The Forest doesn’t stray too far from the core mechanics, though you’ll wish it were only a towering tyrannosaur you have to run from. After crash landing on a forested peninsula, Eric LeBlanc witnesses his son being taken by a mysterious man. Hellbent on rescuing his kin, Eric sets out across the forest to locate where he may have been taken.
It’s not long before he finds that the mysterious land is inhabited by tribes of mutant cannibals, and all they care to do is make his life hell and turn him into their next meal. The Forest adds a heavy dose of horror to the multiplayer survival genre, replacing the typical PvP gameplay with a co-op or solo experience.
To survive nightfall, players will have to work together to build a sturdy base, protected by makeshift defenses and the player’s own proficiency with their weapon of choice. During the day, scattered cannibals will threaten to get in the way, but it’s at night that entire hordes stomp through the forest to turn you into a snack.
“If you’re yet to try the game on PC, its PS4 version is a surprisingly sleek and arguably just as rewarding time-sinker that won’t even make you feel bad for being a terrible parent. Sorry, Timmy, I am one with the trees now.”
Any player that’s grown up with games like Resident Evil has become used to slow, lumbering zombies. For them, the original Left 4 Dead was a shocker as hordes of fast-moving undead swarmed the map.

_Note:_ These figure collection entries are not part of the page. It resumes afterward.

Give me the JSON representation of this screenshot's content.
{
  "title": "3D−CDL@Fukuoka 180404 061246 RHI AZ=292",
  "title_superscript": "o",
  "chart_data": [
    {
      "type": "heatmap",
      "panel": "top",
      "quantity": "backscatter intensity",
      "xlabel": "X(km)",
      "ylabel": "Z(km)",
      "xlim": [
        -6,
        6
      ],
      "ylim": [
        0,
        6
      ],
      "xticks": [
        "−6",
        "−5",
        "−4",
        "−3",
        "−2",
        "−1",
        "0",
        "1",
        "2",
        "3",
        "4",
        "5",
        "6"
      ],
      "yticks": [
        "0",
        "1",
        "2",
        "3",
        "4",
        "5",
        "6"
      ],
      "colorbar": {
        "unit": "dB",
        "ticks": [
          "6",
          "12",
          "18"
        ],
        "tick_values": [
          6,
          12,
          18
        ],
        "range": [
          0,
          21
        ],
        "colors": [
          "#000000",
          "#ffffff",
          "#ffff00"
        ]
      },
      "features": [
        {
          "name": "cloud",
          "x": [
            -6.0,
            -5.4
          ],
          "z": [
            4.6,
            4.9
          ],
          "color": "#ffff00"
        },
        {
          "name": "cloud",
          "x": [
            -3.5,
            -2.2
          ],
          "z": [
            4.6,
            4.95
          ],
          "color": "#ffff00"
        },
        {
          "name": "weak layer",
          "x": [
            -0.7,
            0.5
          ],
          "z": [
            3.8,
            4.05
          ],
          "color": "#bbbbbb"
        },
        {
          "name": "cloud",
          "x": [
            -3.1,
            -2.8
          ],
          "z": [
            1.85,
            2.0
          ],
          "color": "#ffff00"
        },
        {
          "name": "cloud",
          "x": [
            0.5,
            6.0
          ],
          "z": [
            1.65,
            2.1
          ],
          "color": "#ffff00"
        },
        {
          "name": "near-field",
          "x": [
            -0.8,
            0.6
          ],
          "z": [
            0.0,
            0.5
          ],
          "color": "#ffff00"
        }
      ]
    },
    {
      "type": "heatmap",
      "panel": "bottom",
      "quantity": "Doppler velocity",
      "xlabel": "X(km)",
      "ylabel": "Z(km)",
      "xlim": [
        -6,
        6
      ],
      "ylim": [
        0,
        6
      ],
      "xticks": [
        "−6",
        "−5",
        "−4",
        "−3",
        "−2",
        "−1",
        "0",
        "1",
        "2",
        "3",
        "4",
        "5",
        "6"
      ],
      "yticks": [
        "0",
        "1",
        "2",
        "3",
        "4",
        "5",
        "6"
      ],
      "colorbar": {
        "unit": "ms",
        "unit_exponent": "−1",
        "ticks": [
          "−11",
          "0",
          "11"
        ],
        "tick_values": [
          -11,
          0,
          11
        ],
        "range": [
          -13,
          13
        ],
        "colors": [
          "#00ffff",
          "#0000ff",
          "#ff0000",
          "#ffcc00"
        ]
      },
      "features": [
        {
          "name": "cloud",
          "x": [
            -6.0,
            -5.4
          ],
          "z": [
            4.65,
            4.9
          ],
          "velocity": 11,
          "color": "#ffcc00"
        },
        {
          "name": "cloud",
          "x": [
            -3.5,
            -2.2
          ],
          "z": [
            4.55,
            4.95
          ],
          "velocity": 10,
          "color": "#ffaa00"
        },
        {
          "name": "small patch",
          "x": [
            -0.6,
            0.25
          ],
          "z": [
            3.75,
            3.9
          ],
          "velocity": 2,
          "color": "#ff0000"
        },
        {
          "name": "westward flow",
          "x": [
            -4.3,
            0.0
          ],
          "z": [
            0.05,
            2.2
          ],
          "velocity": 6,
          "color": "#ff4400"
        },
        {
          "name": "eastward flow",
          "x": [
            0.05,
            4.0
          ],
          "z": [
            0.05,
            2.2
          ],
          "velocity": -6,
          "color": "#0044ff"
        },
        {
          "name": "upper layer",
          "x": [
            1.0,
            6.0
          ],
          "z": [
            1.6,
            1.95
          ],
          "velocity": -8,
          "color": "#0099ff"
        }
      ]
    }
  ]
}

Left 4 Dead 2 simply improved upon the formula, throwing more undead at the player across a four-act story set in the southern United States.
The frantic first-person combat of the first game returns, but now players have more special zombies to be mindful of. The game’s AI Director controls how the enemies spawn, and no two levels are the same. Left 4 Dead 2’s AI Director 2.0 works even harder to make levels more difficult by occasionally altering the level layout.
Left 4 Dead 2 is primarily a co-op experience, but an online competitive mode pits players in the role of special infected as others attempt to breeze through each level. Left 4 Dead 2 may not have much variety in terms of gameplay, but the simplicity of its first-person shooter elements is part of the appeal.
It’s all about getting from one end of the map to the other without being overrun by the undead. Nothing more, nothing less – and when it comes to multiplayer horror, that’s just perfect.